Their motto is “Because getting home safely shouldn’t be a luxury.”

For more than two years, the non-profit group RightRides for Women’s Safety out of Brooklyn has been giving free rides to women who feel unsafe traveling home alone, and they’re about to expand their services to the rest of Lower Manhattan: Downtown’s West Side, from the Battery to 23rd St., and the neighborhoods south of Chinatown.

RightRides was founded by friends Consuelo Ruybal and Oraia Reid, in response to a series of sexual assaults against females in Williamsburg during the summer of 2004. Their drivers have since given safe rides to more than 700 women and transgenders, and they hope to double that number in the coming year. They also hope to increase the number of days of operation, as the service is currently available only in the wee hours after Saturday nights, from midnight to 3 a.m.

The way the service works is that any woman in an area RightRides covers can call for a ride, and will then be picked up in 20 minutes or less. They are driven home by a pair of volunteers, made up of a driver and a navigator, one of whom is always female. The drivers will then wait to see that the caller gets safely inside her apartment.

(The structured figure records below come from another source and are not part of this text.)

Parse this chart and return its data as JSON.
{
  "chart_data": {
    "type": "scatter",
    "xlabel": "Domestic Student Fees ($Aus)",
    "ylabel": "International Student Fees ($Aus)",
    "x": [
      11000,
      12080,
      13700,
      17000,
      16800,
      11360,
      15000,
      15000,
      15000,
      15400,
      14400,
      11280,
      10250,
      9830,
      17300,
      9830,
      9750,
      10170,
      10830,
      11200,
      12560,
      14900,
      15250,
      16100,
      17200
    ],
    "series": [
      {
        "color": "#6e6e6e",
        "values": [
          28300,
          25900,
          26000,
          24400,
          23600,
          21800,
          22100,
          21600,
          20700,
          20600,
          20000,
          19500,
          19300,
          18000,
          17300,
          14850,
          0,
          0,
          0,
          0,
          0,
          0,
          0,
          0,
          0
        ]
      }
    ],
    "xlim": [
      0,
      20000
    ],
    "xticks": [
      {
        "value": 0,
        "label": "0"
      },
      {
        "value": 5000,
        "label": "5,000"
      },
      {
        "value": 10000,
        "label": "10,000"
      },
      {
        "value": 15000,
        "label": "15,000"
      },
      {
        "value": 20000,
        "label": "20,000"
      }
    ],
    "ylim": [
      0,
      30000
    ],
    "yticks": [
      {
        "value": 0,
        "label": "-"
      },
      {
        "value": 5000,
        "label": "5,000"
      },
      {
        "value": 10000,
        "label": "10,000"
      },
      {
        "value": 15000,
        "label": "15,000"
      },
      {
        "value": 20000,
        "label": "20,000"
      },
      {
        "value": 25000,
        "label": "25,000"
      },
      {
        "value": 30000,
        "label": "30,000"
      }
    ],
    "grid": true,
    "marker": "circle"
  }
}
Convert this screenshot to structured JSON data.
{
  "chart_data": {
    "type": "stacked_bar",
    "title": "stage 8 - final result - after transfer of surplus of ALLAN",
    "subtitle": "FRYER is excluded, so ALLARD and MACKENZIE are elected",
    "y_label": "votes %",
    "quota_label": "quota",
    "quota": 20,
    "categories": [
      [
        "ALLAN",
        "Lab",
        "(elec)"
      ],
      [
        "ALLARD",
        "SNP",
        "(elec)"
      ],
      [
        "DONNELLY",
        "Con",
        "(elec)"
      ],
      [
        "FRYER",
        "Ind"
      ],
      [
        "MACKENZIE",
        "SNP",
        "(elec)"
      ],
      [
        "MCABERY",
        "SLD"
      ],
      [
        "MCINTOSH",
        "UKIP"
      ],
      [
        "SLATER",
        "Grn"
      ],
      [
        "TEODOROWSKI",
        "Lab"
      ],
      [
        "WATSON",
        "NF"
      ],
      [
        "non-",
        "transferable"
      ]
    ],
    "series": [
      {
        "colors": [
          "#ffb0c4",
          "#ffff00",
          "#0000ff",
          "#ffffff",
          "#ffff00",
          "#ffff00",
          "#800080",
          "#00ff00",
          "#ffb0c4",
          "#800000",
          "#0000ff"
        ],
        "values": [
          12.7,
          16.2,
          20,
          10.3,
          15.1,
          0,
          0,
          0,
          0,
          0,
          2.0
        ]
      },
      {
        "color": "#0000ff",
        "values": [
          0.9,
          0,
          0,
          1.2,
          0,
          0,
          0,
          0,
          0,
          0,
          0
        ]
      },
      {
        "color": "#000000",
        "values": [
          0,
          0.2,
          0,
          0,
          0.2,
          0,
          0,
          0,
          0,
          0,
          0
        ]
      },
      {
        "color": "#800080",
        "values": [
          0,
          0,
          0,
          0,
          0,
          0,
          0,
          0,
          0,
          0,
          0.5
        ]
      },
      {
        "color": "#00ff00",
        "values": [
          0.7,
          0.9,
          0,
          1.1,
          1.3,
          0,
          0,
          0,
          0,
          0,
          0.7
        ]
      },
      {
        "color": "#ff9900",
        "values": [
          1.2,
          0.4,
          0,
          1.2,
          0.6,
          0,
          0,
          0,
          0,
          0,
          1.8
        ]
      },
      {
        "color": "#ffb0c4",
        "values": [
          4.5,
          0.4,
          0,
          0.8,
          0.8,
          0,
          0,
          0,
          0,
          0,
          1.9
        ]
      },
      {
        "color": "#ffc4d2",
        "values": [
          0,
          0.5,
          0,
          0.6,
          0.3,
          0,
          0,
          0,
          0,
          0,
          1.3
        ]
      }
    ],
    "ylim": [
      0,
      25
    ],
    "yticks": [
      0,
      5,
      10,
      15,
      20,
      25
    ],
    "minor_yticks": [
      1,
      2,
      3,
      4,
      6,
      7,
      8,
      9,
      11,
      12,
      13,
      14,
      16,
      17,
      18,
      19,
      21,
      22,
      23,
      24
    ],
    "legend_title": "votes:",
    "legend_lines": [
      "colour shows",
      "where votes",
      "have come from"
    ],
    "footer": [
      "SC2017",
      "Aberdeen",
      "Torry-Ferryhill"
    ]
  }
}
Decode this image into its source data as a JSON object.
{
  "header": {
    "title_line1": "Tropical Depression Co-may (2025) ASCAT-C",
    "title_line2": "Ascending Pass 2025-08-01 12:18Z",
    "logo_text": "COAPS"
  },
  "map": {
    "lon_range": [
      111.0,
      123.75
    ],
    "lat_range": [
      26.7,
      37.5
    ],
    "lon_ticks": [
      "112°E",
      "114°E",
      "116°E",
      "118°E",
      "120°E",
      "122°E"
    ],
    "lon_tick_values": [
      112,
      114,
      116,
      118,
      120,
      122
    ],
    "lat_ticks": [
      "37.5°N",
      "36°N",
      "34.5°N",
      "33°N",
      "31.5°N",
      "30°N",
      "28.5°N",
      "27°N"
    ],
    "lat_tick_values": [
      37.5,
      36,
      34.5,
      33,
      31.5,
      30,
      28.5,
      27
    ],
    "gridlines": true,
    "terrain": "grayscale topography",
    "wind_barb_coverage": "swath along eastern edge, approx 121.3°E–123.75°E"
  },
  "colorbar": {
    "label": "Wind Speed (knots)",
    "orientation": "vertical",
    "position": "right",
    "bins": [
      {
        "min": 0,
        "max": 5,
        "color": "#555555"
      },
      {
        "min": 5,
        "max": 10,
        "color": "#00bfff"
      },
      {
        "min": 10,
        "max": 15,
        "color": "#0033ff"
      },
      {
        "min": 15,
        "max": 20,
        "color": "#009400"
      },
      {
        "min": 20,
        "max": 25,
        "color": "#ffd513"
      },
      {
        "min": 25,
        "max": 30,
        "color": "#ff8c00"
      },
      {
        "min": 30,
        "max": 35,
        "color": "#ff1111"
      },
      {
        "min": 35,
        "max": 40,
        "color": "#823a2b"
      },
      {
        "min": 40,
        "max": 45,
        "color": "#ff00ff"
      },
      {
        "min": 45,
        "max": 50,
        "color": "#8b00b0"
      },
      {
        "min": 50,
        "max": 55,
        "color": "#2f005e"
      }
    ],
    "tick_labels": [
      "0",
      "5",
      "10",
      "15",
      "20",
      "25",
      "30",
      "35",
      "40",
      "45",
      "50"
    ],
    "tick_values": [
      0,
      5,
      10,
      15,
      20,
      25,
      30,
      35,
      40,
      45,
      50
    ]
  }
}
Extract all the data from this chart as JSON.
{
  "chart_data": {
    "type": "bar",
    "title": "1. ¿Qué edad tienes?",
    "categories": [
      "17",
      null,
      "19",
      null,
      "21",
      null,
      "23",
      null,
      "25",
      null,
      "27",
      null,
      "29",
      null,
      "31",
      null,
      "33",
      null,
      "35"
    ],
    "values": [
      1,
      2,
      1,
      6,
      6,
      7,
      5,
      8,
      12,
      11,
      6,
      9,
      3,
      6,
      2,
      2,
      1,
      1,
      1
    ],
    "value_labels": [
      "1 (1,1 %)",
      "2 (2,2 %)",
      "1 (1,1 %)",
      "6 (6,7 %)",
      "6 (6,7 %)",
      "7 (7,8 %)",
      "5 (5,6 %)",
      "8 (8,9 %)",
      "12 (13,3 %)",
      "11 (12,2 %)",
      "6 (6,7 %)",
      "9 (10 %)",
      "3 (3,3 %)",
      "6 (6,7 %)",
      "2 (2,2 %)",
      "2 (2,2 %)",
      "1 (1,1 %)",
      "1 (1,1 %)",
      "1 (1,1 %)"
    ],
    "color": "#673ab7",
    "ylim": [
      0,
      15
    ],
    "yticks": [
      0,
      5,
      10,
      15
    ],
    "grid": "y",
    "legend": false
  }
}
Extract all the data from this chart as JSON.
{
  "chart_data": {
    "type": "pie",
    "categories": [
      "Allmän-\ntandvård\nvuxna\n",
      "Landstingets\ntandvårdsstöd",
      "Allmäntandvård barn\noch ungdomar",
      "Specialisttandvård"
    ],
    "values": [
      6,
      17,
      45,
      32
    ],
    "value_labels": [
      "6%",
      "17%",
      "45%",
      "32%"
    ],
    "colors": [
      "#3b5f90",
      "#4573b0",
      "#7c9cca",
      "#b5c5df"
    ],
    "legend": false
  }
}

As a survivor of an attack herself, Reid said, “We like to see people walk in their door and turn around and wave that everything is okay,” since many reported incidents occurred when women were pushed into their buildings and assaulted by assailants waiting by the door.

Reid, who is also executive director of the program, said, “Right now we have around 100 volunteers with three cars in 19 neighborhoods.” That includes 15 Brooklyn neighborhoods, one in Queens and Manhattan’s East Village, Lower East Side and Chinatown.

Reid said the West Side and south of Chinatown was chosen as part of the expansion after hearing reports of several incidents in the area. She hopes RightRides begins serving all of Lower Manhattan by May, but said they still need more volunteers before they can expand there and other parts of the city.

The group is in operation thanks, Reid said, to the generosity of Zipcar, an hourly car rental service that provides vehicles for the program free of charge. Zipcar started by donating three cars and are now offering a total of six, which Reid says will be in use by June.

Though RightRides remains exclusive to females and transgenders, Reid said they have received calls from males who had been jumped or robbed and were uncomfortable walking alone. The group also has a Safe Walk program, where volunteers ride bicycles to meet callers and walk them home.